Fraction des civilisations intéressées par une com munication interstellaire «Wow!» C’est ce qu’écrit le 15 août 1977 un astrophysicien du radiotélescope américain The Big Ear en marge d’un signal imprimé sur papier. Celui-ci a duré 72 secondes, mais n’a été détecté qu’une fois. Ni sa nature ni son origine ne sont connues. Mais c’est plus ou moins le seul capté en provenance du ciel. «Le problème, explique Pierre Lagrange, c’est qu’on cherche des signaux classiques avec notre science habituelle. En fait, le saut dans la réflexion doit être qualitatif, car on ne sait tout simplement pas quelle forme peuvent prendre les données sur lesquelles il faut raisonner.» Certains scientifiques théorisent sur d’éventuels autres vecteurs de communication, comme les ondes gravitationnelles, qui plisseraient l’espace-temps, ou des particules ultra-énergétiques. Et le sociologue d’ajouter que – pourquoi pas – «une forme de vie ou communication extraterrestre est déjà présente parmi nous, sans qu’on puisse la voir…»
L’exobiologiste vaudois Claude-Alain Roten voit les choses autrement, et se réfère à l’«hypothèse du zoo»: «Il y a peut-être déjà un tel décalage entre d’autres civilisations intergalactiques et nous que ces dernières nous regardent comme nous observons des animaux enfermés. Elles se disent qu’elles ne vont pas déranger une forme de vie primitive (nous) qui doit encore évoluer en lui envoyant des signaux…»

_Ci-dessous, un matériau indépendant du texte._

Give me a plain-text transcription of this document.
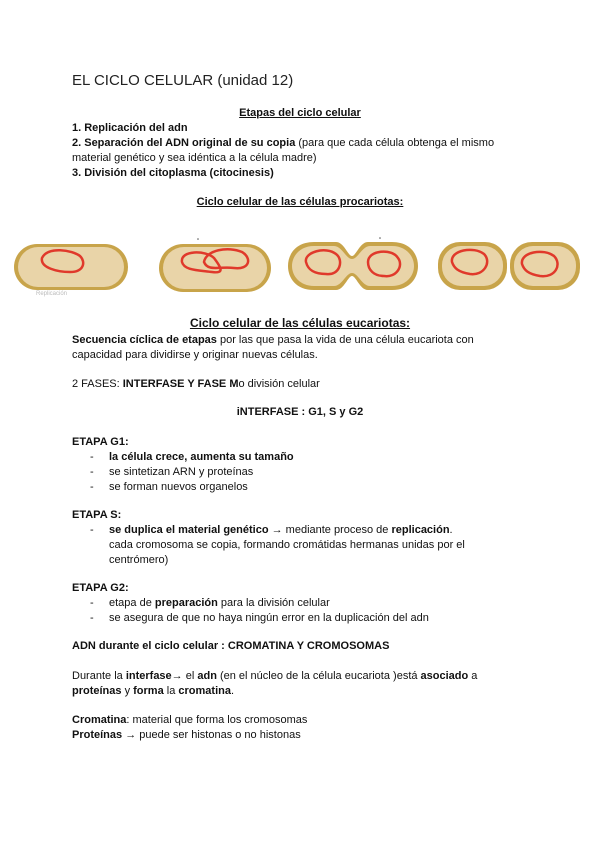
EL CICLO CELULAR (unidad 12)
Etapas del ciclo celular
1. Replicación del adn
2. Separación del ADN original de su copia (para que cada célula obtenga el mismo
material genético y sea idéntica a la célula madre)
3. División del citoplasma (citocinesis)
Ciclo celular de las células procariotas:
Replicación
Ciclo celular de las células eucariotas:
Secuencia cíclica de etapas por las que pasa la vida de una célula eucariota con
capacidad para dividirse y originar nuevas células.
2 FASES: INTERFASE Y FASE Mo división celular
iNTERFASE : G1, S y G2
ETAPA G1:
- la célula crece, aumenta su tamaño
- se sintetizan ARN y proteínas
- se forman nuevos organelos
ETAPA S:
- se duplica el material genético → mediante proceso de replicación.
cada cromosoma se copia, formando cromátidas hermanas unidas por el
centrómero)
ETAPA G2:
- etapa de preparación para la división celular
- se asegura de que no haya ningún error en la duplicación del adn
ADN durante el ciclo celular : CROMATINA Y CROMOSOMAS
Durante la interfase→ el adn (en el núcleo de la célula eucariota )está asociado a
proteínas y forma la cromatina.
Cromatina: material que forma los cromosomas
Proteínas → puede ser histonas o no histonas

Durée de vie d’une civilisation technologique
Ce terme influe sur le précédent: à l’échelle temporelle de l’Univers, une civilisation extraterrestre, aussi communicative soit-elle, peut avoir disparu avant que la nôtre éclose. «L’équation a aussi été postulée en pleine Guerre froide, les deux camps possédant l’arme nucléaire susceptible de détruire le monde», rappelle Didier Queloz, qui place la limite à 50 millions d’années (!), en raison de la fréquence moyenne des cataclysmes astrophysiques.
Au final, selon l’astronome genevois, «l’équation de Drake est scientifiquement très mauvaise, tant ses paramètres sont hétéroclites. Mais elle reste utile pour se poser des questions philosophiques.» Quant à Giuseppe Cocconi et Philipp Morrison, qui avaient proposé cette traque systématique en 1959 dans un article de Nature, ils concluaient simplement que «si l’on ne se met pas à chercher, la chance de trouver quelque chose est, de facto, nulle!»